During training, a good starting value for keep_prob is 0.5.
During testing, use a keep_prob value of 1.0 to keep all units and maximize the power of the model.

Code:

import tensorflow as tf

hidden_layer_weights = [
    [0.1, 0.2, 0.4],
    [0.4, 0.6, 0.6],
    [0.5, 0.9, 0.1],
    [0.8, 0.2, 0.8]]
out_weights = [
    [0.1, 0.6],
    [0.2, 0.1],
    [0.7, 0.9]]

# Weights and biases
weights = [
    tf.Variable(hidden_layer_weights),
    tf.Variable(out_weights)]
biases = [
    tf.Variable(tf.zeros(3)),
    tf.Variable(tf.zeros(2))]

# Input
features = tf.Variable([[0.0, 2.0, 3.0, 4.0], [0.1, 0.2, 0.3, 0.4], [11.0, 12.0, 13.0, 14.0]])

# TODO: Create Model with Dropout
keep_prob = tf.placeholder(tf.float32)
hidden_layer = tf.add(tf.matmul(features, weights[0]), biases[0])
hidden_layer = tf.nn.relu(hidden_layer)
hidden_layer = tf.nn.dropout(hidden_layer, keep_prob)
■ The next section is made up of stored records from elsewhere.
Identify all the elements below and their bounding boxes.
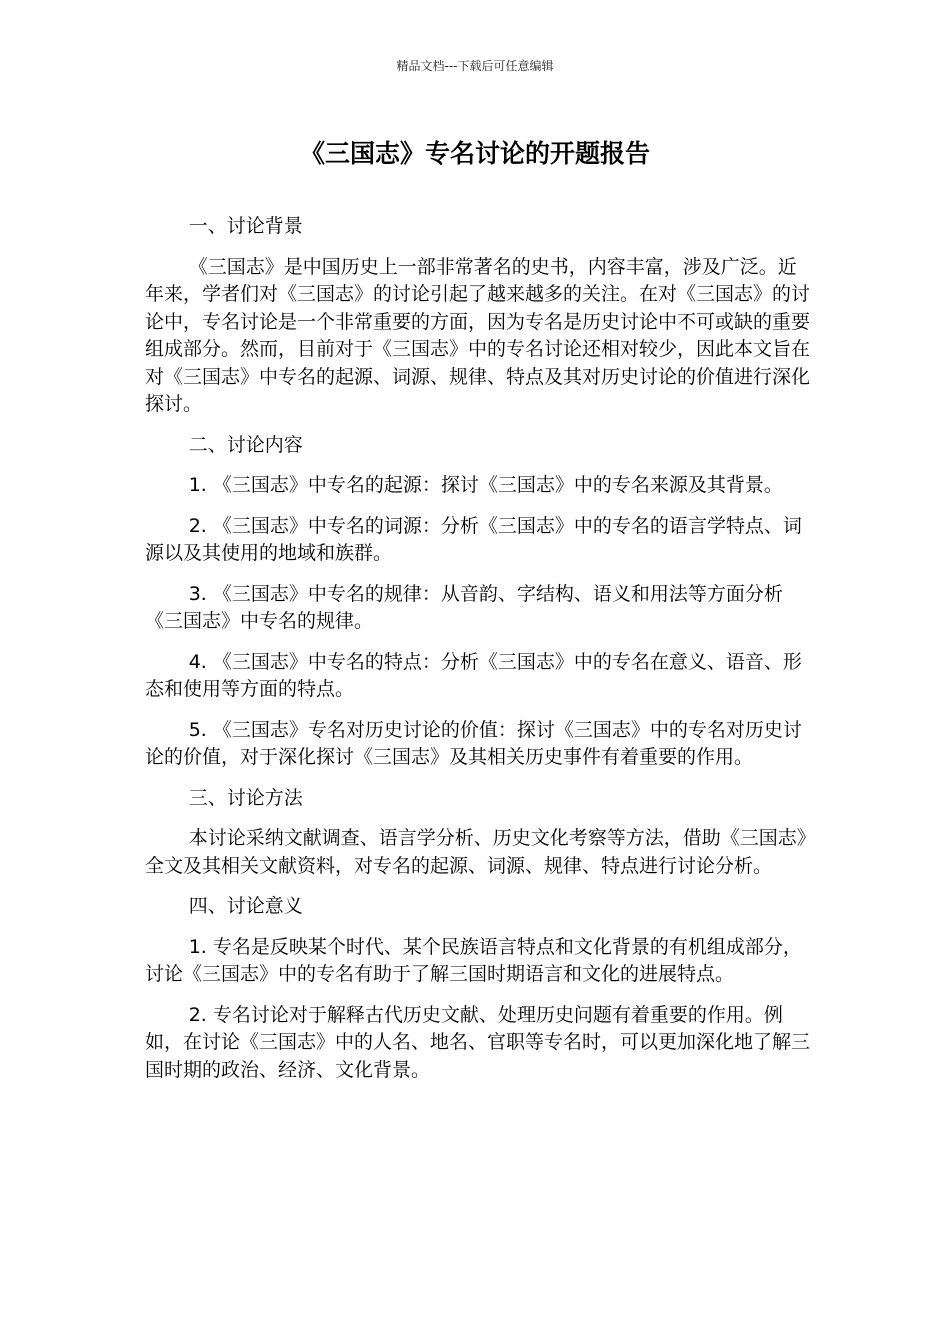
section-heading-background: 一、讨论背景 (188, 215, 303, 237)
section-heading-significance: 四、讨论意义 (188, 895, 303, 917)
significance-item-1: 1. 专名是反映某个时代、某个民族语言特点和文化背景的有机组成部分，讨论《三国志》中的专名有助于了解三国时期语言和文化的进展特点。 (145, 935, 802, 985)
content-item-4: 4. 《三国志》中专名的特点：分析《三国志》中的专名在意义、语音、形态和使用等方面的特点。 (145, 650, 802, 700)
document-body (145, 213, 810, 1097)
header-note: 精品文档---下载后可任意编辑 (396, 59, 554, 73)
content-item-2: 2. 《三国志》中专名的词源：分析《三国志》中的专名的语言学特点、词源以及其使用的地域和族群。 (145, 514, 802, 564)
content-item-5: 5. 《三国志》专名对历史讨论的价值：探讨《三国志》中的专名对历史讨论的价值，对于深化探讨《三国志》及其相关历史事件有着重要的作用。 (145, 718, 802, 768)
paragraph-background: 《三国志》是中国历史上一部非常著名的史书，内容丰富，涉及广泛。近年来，学者们对《三国志》的讨论引起了越来越多的关注。在对《三国志》的讨论中，专名讨论是一个非常重要的方面，因为专名是历史讨论中不可或缺的重要组成部分。然而，目前对于《三国志》中的专名讨论还相对较少，因此本文旨在对《三国志》中专名的起源、词源、规律、特点及其对历史讨论的价值进行深化探讨。 (145, 255, 811, 415)
paragraph-method: 本讨论采纳文献调查、语言学分析、历史文化考察等方法，借助《三国志》全文及其相关文献资料，对专名的起源、词源、规律、特点进行讨论分析。 (145, 827, 807, 877)
significance-item-2: 2. 专名讨论对于解释古代历史文献、处理历史问题有着重要的作用。例如，在讨论《三国志》中的人名、地名、官职等专名时，可以更加深化地了解三国时期的政治、经济、文化背景。 (145, 1003, 811, 1081)
section-heading-content: 二、讨论内容 (188, 433, 303, 456)
content-item-3: 3. 《三国志》中专名的规律：从音韵、字结构、语义和用法等方面分析《三国志》中专名的规律。 (145, 582, 783, 632)
document-title: 《三国志》专名讨论的开题报告 (299, 139, 650, 168)
section-heading-method: 三、讨论方法 (188, 786, 303, 809)
content-item-1: 1. 《三国志》中专名的起源：探讨《三国志》中的专名来源及其背景。 (188, 474, 783, 496)
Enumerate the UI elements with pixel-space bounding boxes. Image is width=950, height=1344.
logits = tf.add(tf.matmul(hidden_layer, weights[1]), biases[1])

# TODO: Print logits from a session
with tf.Session() as sess:
    sess.run(tf.global_variables_initializer())
    print(sess.run(logits, feed_dict={keep_prob: 0.5}))

[[  6.57999945   8.45999908]
 [  0.30800003   0.7700001 ]
 [ 14.28000069  33.09999847]]

Forcing your network to learn redundant representations might sound very inefficient.
But in practice, it makes things more robust, and prevent overfitting.
If Dropouts* doesn’t work for you, you should probably using **bigger network.